Anyone who claims mastery over regular expressions is a witch. I don’t claim mastery - I just know enough to be alternately useless and useful. I recently have figured out how to perform one new nifty trick with Notepad++ and regular expressions: replacing text with a regular expression match.

It came up when I wanted to do a mass-rename of a front-matter attribute in my blog posts. I needed to identify lines that matched “date: <a sequence of characters that matches a date>” and then change it to “updated: <the same date from above>”.

Regular expressions can find things easily, but I’m also told by witches that it can store the things it finds for later use, and that this is a powerful tool at their disposal. I’ve cracked the code of how to do it in Notepad++.

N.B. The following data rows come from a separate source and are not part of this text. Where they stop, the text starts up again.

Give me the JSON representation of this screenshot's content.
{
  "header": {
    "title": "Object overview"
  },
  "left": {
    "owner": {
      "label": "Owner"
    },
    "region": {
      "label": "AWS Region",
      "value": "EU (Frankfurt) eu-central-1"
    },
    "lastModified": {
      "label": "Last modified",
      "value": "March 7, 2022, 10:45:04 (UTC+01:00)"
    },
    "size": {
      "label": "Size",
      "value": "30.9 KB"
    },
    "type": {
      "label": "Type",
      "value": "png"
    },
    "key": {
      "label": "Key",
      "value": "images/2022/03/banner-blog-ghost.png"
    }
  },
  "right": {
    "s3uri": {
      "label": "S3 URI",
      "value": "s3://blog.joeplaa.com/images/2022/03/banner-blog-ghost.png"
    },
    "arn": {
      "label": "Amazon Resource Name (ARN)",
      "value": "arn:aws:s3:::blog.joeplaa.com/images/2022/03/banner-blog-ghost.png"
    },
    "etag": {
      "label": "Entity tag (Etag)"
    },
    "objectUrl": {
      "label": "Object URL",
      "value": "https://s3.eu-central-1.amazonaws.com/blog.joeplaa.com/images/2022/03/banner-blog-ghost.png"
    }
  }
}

It should be noted that this is strictly unique to Notepad++. The sad state of regular expressions is that expressions are not entirely portable between different implementations of regex searchers. Heck, grep even has a command-line options to control which implementation of regex it uses.

Notepad++ Search and Replace with Regex Matches

First off, set the Search Mode to Regular Expression. Then you’ll be in a good place to do the rest of these steps:

The Notepad++ regex that matched the ‘date:’ line I was looking for was this:

date:   ([0-9\:\- ]*)

The dates were a complete timestamp in 24-hour time. The format was “YYYY-MM-DD HH:MM:SS”, so the above regex found all that mess after ‘date:’ The important part are the parenthesis around the expression (i.e., the part in brackets). The parenthesis tells the regex interpreter that this match should be saved.

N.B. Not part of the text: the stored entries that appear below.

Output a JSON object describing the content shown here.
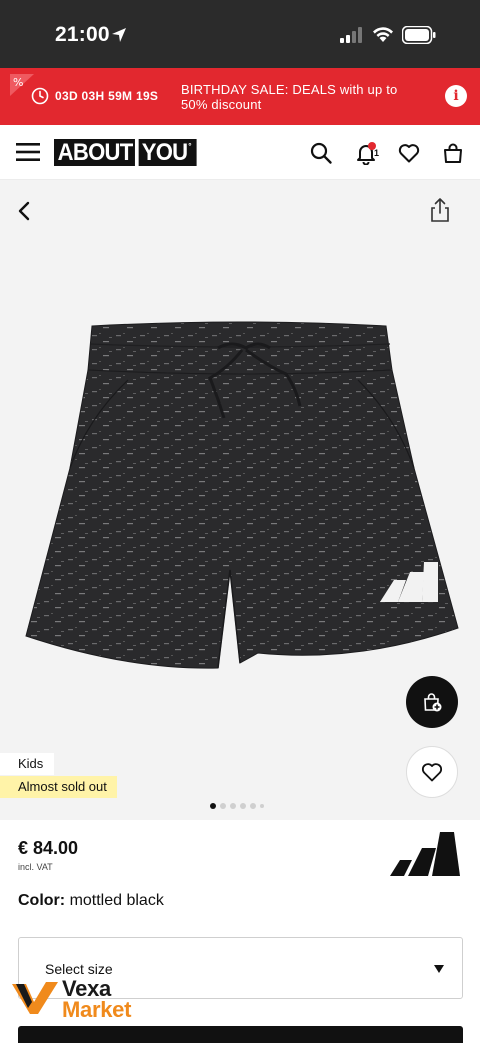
{
  "status_bar": {
    "time": "21:00"
  },
  "sale_banner": {
    "countdown": "03D 03H 59M 19S",
    "text": "BIRTHDAY SALE: DEALS with up to 50% discount",
    "info_icon": "info-icon",
    "color": "#e2282f"
  },
  "header": {
    "logo_left": "ABOUT",
    "logo_right": "YOU",
    "logo_mark": "°",
    "notification_count": "1",
    "icons": [
      "menu-icon",
      "search-icon",
      "bell-icon",
      "heart-icon",
      "bag-icon"
    ]
  },
  "gallery": {
    "image_count": 6,
    "active_index": 0,
    "tags": {
      "category": "Kids",
      "stock": "Almost sold out"
    }
  },
  "product": {
    "price": "€ 84.00",
    "vat_note": "incl. VAT",
    "color_label": "Color:",
    "color_value": "mottled black"
  },
  "size_select": {
    "placeholder": "Select size"
  },
  "watermark": {
    "line1": "Vexa",
    "line2": "Market"
  }
}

Recovering that information and using it in the Replace function of Notepad++ looks like this:

updated: (\1)

The magic here is the ‘(\1)’ - that instructs the regex interpreter to recall the first saved match, which in this case is the date/timestamp. Essentially, this finds every instance of ‘date: ‘ which has an actual date/timestamp after it, saves it, and replaces ‘date:’ with ‘updated:’.